Try this regex to see if it helps:
| rex field=<your_field_here> max_match=0 "onePartKey=true[\S\s]+?product.aws.(?<status>success|success.notfound)\,"
This regex should be roughly 3x more efficient (440 steps down to 168 steps), and also uses many less literals (making it more flexible, as to not accidentally miss anything)
[\S\s]? should almost always be used in place of [\S\s] unless you're confident about how they differ. Without the question mark quantifier, the expression is incredibly greedy, and will continue to match everything until it can't possibly match anymore. This often leads unintentionally missing regex matches, and inefficiency on the back end .

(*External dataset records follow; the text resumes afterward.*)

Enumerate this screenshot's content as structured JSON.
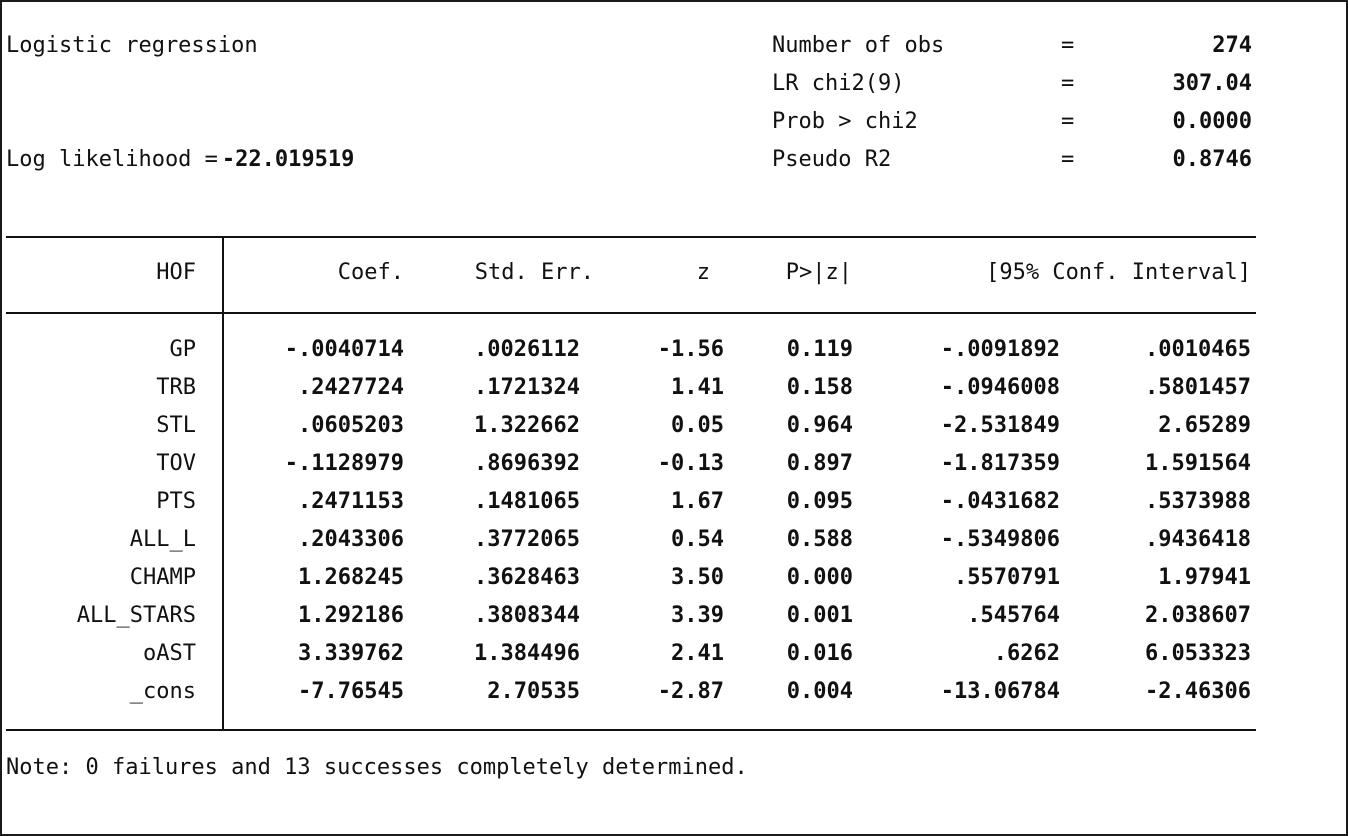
{
  "header": {
    "title": "Logistic regression",
    "loglik_label": "Log likelihood =",
    "loglik_value": "-22.019519",
    "stats": [
      {
        "label": "Number of obs",
        "eq": "=",
        "value": "274"
      },
      {
        "label": "LR chi2(9)",
        "eq": "=",
        "value": "307.04"
      },
      {
        "label": "Prob > chi2",
        "eq": "=",
        "value": "0.0000"
      },
      {
        "label": "Pseudo R2",
        "eq": "=",
        "value": "0.8746"
      }
    ]
  },
  "table": {
    "columns": {
      "var": "HOF",
      "coef": "Coef.",
      "se": "Std. Err.",
      "z": "z",
      "p": "P>|z|",
      "ci": "[95% Conf. Interval]"
    },
    "rows": [
      {
        "var": "GP",
        "coef": "-.0040714",
        "se": ".0026112",
        "z": "-1.56",
        "p": "0.119",
        "lo": "-.0091892",
        "hi": ".0010465"
      },
      {
        "var": "TRB",
        "coef": ".2427724",
        "se": ".1721324",
        "z": "1.41",
        "p": "0.158",
        "lo": "-.0946008",
        "hi": ".5801457"
      },
      {
        "var": "STL",
        "coef": ".0605203",
        "se": "1.322662",
        "z": "0.05",
        "p": "0.964",
        "lo": "-2.531849",
        "hi": "2.65289"
      },
      {
        "var": "TOV",
        "coef": "-.1128979",
        "se": ".8696392",
        "z": "-0.13",
        "p": "0.897",
        "lo": "-1.817359",
        "hi": "1.591564"
      },
      {
        "var": "PTS",
        "coef": ".2471153",
        "se": ".1481065",
        "z": "1.67",
        "p": "0.095",
        "lo": "-.0431682",
        "hi": ".5373988"
      },
      {
        "var": "ALL_L",
        "coef": ".2043306",
        "se": ".3772065",
        "z": "0.54",
        "p": "0.588",
        "lo": "-.5349806",
        "hi": ".9436418"
      },
      {
        "var": "CHAMP",
        "coef": "1.268245",
        "se": ".3628463",
        "z": "3.50",
        "p": "0.000",
        "lo": ".5570791",
        "hi": "1.97941"
      },
      {
        "var": "ALL_STARS",
        "coef": "1.292186",
        "se": ".3808344",
        "z": "3.39",
        "p": "0.001",
        "lo": ".545764",
        "hi": "2.038607"
      },
      {
        "var": "oAST",
        "coef": "3.339762",
        "se": "1.384496",
        "z": "2.41",
        "p": "0.016",
        "lo": ".6262",
        "hi": "6.053323"
      },
      {
        "var": "_cons",
        "coef": "-7.76545",
        "se": "2.70535",
        "z": "-2.87",
        "p": "0.004",
        "lo": "-13.06784",
        "hi": "-2.46306"
      }
    ]
  },
  "note": "Note: 0 failures and 13 successes completely determined."
}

To illustrate this concept, let's say we want to match all the "MATCH" words in this string:
______MATCH______MATCH______MATCH______
Using [\S\s]*(?<greedy_expression>MATCH) as our expression, we only capture the third "MATCH". This is because the expression is greedy by nature, and wants to capture as much as possible. For that reason, the expression captures everything it can until the very last instance of the word "MATCH".
On the other hand, if we make the expression lazy by adding a question mark after the wildcard -- [\S\s]*?(?<lazy_expression>MATCH)
You'll notice all three "MATCH" words are captured AND it only took about half the steps as the greedy version.
I hope this helps and makes sense! You may still have problems with limits, depending on the actual size of each log, but this should at least make it much less resource intensive on the back end of your search!